The goal of the the controversial “Project Gunrunner” and “Operation Fast and Furious” programs was to use serial numbers on weapons sold to “straw purchasers,” who planned to resell the guns to the drug cartels, to trace the weapons after Mexican police apprehended them later at crime scenes.
Below, watch Sen. Grassley discuss his testimony at the hearing in an interview with FOX News:
Operation Fast and Furious came to light after two assault rifles purchased by a now-indicted small-time buyer under scrutiny in the operation turned up at the scene of a shootout in Arizona where Customs and Border Protection agent Brian Terry was killed.
"We ask that if a government official made a wrong decision that they admit their error and take responsibility for his or her actions," Robert Heyer, the slain agent's cousin, told the committee. "We hope that the Bureau of Alcohol, Tobacco and Firearms is forthcoming with all information" Congress is seeking.
Issa berated one witness, Assistant Attorney General Ronald Weich, because the Justice Department - of which ATF is a component - has not turned over documents that Issa wants. Weich said the department is providing documents to the congressional panel on an ongoing basis. The congressman demanded to know who at the Justice Department authorized Operation Fast and Furious. Weich said that question is the subject of an inquiry by the department's inspector general.
John Dodson, an ATF agent who complained about Fast and Furious to Grassley's office, told the committee that "although my instincts made me want to intervene and interdict these weapons, my supervisors directed me and my colleagues not to make any stop or arrest, but rather, to keep the straw purchaser under surveillance while allowing the guns to walk."
"Allowing loads of weapons that we knew to be destined for criminals - this was the plan," said Dodson. "It was so mandated."
In one case, Dodson said, he watched a suspect receive a bag filled with cash from a third party, then proceed to a gun dealer and buy weapons with that cash and deliver them to the same unidentified third party. In that and other circumstances, his instructions were to do nothing.
"Surveillance operations like this were the rule, not the exception," said Dodson. "This was not a matter of weapons getting away from us, or allowing a few to walk so as to follow them to a much larger or more significant target."
ATF agent Olindo James Casa said that "on several occasions I personally requested to interdict or seize firearms, but I was always ordered to stand down and not to seize the firearms."
"We were told to just fall in line," said Casa.
On many occasions, "the surveillance team followed straw purchasers to Phoenix area firearms dealers and would observe the straw purchasers buy and then depart with numerous firearms in hand," said Casa. "On many of those occasions, the surveillance team would then follow the straw purchasers either to a residence, a public location or until the surveillance team was spotted by the straw purchasers. But the end result was always the same - the surveillance was terminated" by others up the chain of command.

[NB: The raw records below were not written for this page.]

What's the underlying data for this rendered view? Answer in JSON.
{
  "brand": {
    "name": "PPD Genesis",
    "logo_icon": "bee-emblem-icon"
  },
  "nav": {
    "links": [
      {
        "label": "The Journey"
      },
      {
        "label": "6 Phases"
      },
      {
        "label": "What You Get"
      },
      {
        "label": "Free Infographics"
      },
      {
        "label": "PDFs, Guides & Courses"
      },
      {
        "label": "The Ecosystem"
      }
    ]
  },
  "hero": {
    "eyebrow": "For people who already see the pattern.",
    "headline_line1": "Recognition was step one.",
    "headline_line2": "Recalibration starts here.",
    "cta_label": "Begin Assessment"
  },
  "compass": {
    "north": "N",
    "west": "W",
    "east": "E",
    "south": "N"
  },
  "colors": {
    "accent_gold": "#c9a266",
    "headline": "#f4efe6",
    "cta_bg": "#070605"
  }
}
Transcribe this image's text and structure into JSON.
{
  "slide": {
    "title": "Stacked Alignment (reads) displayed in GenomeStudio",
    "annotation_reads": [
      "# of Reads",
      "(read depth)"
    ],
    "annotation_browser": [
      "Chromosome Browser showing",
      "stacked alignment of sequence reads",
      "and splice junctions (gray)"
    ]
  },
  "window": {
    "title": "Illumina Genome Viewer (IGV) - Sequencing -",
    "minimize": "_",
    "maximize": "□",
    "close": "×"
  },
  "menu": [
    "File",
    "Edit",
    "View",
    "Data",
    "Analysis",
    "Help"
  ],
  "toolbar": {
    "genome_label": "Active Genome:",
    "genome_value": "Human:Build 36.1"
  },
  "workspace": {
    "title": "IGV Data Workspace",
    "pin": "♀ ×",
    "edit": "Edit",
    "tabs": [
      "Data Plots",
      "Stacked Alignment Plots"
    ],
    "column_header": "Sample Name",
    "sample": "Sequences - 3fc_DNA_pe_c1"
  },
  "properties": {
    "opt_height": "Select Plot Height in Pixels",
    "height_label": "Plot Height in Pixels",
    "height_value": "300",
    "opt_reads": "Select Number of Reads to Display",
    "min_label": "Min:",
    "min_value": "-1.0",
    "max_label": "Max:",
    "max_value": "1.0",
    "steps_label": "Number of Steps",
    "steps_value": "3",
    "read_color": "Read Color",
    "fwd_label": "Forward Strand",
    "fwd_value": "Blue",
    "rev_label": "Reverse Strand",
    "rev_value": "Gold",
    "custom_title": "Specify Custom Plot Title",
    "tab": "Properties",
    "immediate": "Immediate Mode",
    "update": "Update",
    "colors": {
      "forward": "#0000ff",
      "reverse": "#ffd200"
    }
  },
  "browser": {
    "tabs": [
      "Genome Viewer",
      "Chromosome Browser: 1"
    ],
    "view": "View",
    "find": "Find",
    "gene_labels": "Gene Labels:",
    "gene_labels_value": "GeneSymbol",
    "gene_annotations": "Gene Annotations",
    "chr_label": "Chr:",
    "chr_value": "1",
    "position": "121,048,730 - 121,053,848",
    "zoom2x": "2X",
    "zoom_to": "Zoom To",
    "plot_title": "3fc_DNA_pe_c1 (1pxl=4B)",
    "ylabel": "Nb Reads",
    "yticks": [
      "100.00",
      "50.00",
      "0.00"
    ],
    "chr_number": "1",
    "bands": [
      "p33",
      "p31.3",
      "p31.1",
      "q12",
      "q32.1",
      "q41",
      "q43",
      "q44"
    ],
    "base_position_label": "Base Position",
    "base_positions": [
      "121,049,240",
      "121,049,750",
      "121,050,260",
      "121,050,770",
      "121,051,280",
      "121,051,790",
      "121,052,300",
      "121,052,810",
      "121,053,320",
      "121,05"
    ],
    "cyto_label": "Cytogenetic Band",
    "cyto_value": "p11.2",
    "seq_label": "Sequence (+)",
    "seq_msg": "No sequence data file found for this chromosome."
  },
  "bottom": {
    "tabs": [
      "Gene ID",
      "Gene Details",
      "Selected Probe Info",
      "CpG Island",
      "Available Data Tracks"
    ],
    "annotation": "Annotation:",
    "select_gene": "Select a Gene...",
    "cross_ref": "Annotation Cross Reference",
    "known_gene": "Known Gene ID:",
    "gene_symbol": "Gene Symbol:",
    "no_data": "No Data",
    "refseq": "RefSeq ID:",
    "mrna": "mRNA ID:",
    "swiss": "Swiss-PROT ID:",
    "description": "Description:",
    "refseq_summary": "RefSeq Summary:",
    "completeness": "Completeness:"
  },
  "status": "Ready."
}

ATF agent Peter Forcelli said that "when I voiced surprise and concern with this tactic ... my concerns were dismissed" by superiors.
"To allow a gun to walk is idiotic," said Forcelli. "This was a catastrophic disaster."
Forcelli said that "based upon my conversations with agents who assisted in this case, surveillance on individuals who had acquired weapons was often terminated far from the Mexican border." He said that while case agents believed that the weapons were destined for Mexico, "the potential exists that many were sent with cartel drugs to other points within the United States.